Step Two: Together, find a workable solution that honors all parties.
Integration. Seems like a very synergistic word to use when talking about compromise, but that’s exactly what I’m suggesting. You have to be able to integrate all points of view in step two in order to make it work. Your attention stays exclusively on seeking a suitable agreement. Step two is not the time to revert to espousing your grievances or challenging others, proclaiming who’s right and wrong, or using threats and intimidation. It’s not about rehashing your opinion of what happened in the past or interpreting the other person’s behavior. Relish in this creative dialogue about finding sound solutions that are acceptable to all, right now and for the future. As for what a good agreement looks like, it should combine the ideas of everyone concerned. It does not mean “your way” or “my way,” but some way in the middle. Using the goal of connection as a guide, ask yourself these questions:

• How can we find a middle ground between our differences?

• What is a workable solution?

• Is the position I am proposing, or agreeing to, coming from selfishness or love?

If there are bumps in the road, try adding in “trading tim” to step two. You’ll be surprised by how many alternatives you come up with. Collect every idea and extract the merits and liabilities of each. After listening to all suggestions, brainstorm to find the best blend of positions. Remain open, stay specific, build on each other’s suggestions, and trade time when the discussion gets lopsided. Break big problems down into manageable pieces. Keep talking, and keep listening.

Clamming up like a shell or becoming the loud bully isn’t going to win you any merit points nor compel others to find a happy solution. Focus on teamwork, putting the “we” first and personal desires second. Sometimes surrendering your own wants and needs is necessary for the good of the whole. If you normally give in, consult your intuition before acquiescing to another person’s suggestion. Persist until you arrive at a win-win solution. Workable solutions that honor everyone are possible. If you can’t find one, shelve the topic temporarily and set a specific time to resume the discussion, or bring in a neutral third party.
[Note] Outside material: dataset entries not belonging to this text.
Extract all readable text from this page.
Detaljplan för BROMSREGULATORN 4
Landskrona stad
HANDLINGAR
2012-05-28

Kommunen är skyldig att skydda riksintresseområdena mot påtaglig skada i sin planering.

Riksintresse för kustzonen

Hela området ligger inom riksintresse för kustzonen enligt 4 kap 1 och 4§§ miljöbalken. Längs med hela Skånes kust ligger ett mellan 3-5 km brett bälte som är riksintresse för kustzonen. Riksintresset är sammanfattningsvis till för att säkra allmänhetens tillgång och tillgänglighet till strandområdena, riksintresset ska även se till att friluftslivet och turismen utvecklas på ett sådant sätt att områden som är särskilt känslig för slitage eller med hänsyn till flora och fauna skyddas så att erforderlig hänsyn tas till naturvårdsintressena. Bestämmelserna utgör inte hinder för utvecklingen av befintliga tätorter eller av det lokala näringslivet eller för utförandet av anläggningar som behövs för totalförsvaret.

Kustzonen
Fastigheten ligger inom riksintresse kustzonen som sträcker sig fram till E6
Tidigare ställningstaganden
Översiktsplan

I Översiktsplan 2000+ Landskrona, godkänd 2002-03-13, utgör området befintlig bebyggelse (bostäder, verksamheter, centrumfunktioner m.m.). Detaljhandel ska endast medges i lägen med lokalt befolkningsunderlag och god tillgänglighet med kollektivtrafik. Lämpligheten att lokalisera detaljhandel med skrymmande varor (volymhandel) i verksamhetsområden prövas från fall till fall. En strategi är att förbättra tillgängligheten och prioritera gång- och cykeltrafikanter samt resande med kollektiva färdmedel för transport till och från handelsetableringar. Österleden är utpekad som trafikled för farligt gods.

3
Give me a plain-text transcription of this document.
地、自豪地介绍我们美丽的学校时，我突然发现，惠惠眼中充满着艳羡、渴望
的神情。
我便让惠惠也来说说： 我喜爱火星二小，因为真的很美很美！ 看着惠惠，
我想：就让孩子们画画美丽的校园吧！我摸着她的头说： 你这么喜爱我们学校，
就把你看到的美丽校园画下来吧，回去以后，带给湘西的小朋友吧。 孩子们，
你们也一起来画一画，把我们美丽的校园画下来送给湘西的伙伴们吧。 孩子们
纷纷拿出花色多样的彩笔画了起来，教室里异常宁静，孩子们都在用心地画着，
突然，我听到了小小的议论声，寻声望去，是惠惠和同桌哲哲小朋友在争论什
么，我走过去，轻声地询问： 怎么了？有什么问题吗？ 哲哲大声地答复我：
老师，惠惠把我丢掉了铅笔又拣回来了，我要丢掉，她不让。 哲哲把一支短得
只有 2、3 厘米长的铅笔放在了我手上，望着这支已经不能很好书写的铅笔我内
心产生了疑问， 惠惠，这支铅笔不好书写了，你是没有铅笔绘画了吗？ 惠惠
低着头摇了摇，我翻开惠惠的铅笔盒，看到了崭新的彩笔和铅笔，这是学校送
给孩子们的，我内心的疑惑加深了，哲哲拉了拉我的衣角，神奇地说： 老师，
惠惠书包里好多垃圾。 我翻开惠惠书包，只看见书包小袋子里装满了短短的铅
Once everyone comes to an agreement, it is imperative you honestly accept it, and not back out whenever emotions arise. Be careful not to consent to a solution that doesn’t feel right, or you’ll definitely experience a backlash. If the solution feels correct, you’ll be able to let go of what you sacrificed and deal with your emotions about not getting your way. Avoid keeping score or bringing up your concessions later, either out loud or to yourself, in an insincere attempt at humor. Comments make hair on the back of the neck stand up and don’t reflect acceptance. They indicate you haven’t truly handled your anger about your difference and the solution. If you constructively express your emotions physically, you can accept the best fit for all involved.